The development of such new materials and advances in analytical tools and computational methods go hand-in-hand. In particular, nanomaterials require a drastic rethinking of existing tools and the development of new instrumentation and methods. X-ray diffraction, responsible for the majority of crystal structure information we have today, has had an immense success in the determination of structures from small-molecule to protein crystals and also has potential for understanding synthesis and characterization of novel materials.
I am the PI of the Brockhouse X-Ray Diffraction and Scattering Sector project, a major expansion of the Canadian Light Source (CLS) funded by the Canadian Foundation of Innovation. The commissioning of the Brockhouse Sector beamlines is scheduled to commence in the middle of 2017.

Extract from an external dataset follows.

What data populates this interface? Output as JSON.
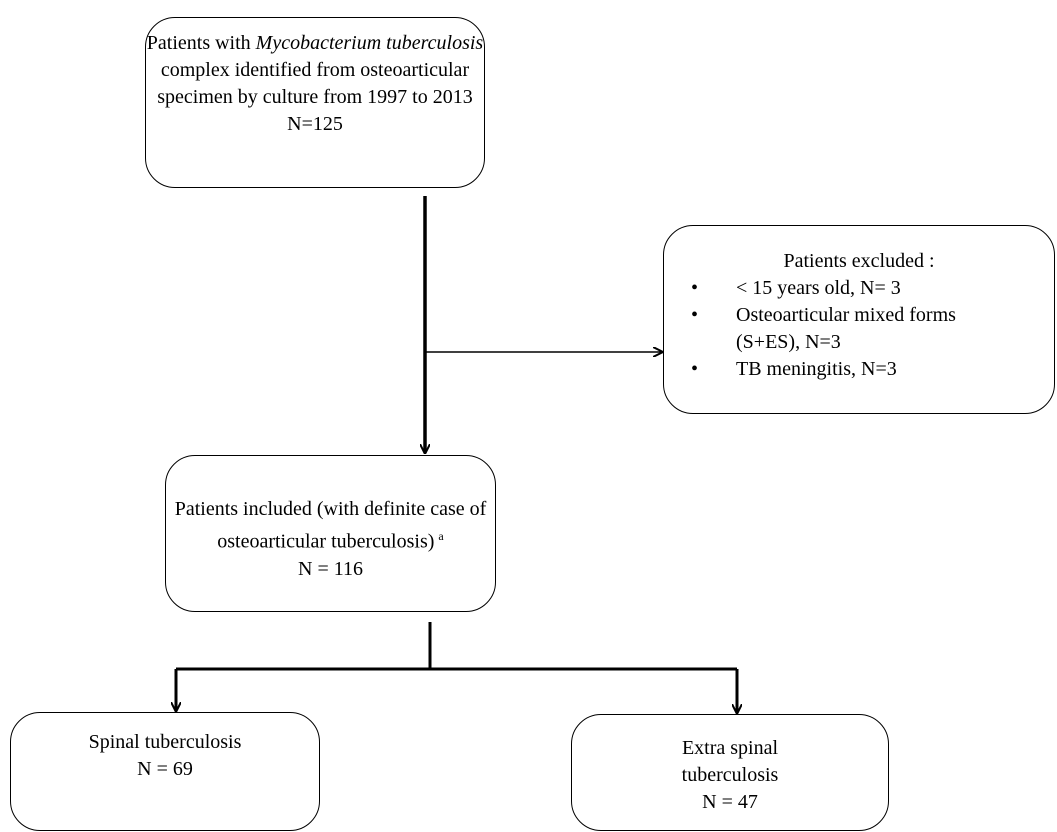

Having led the design and construction of the Brockhouse Sector (B. Diaz et.al., Reviews of Scientific Instruments 85, 085104, 2014), I look forward to leading the commissioning phase of this large project. My group will develop the sector’s capabilities for High-Resolution Pair Distribution Function measurements (HR-PDF), resonant x-ray diffraction, in-situ diffraction studies, high-temperature diffraction, grazing incidence reciprocal space mapping methods and three-dimensional x-ray diffraction (3D-XRD) microscopy. The proposed funding will enable my graduate students to commission the diffraction end stations and take advantage of the first-light of this state-of-the-art Canadian infrastructure.
Novel x-ray diffraction and scattering techniques will be developed by my group to enable quantitative structure studies of new materials. The last decade has seen development and refinement of many useful tools such as scanning probes and high-resolution electron microscopy. Likewise, x-ray methods have evolved and have provided surprising results and new capabilities. This is due to high-brilliance synchrotron sources, new x-ray optics, large area detectors and fast computers. In addition, conventional in-house x-ray diffraction facilities have become much more productive because of advances in x-ray generator technology, x-ray optics and the sophisticated instrumentation carried over from synchrotron facility technology.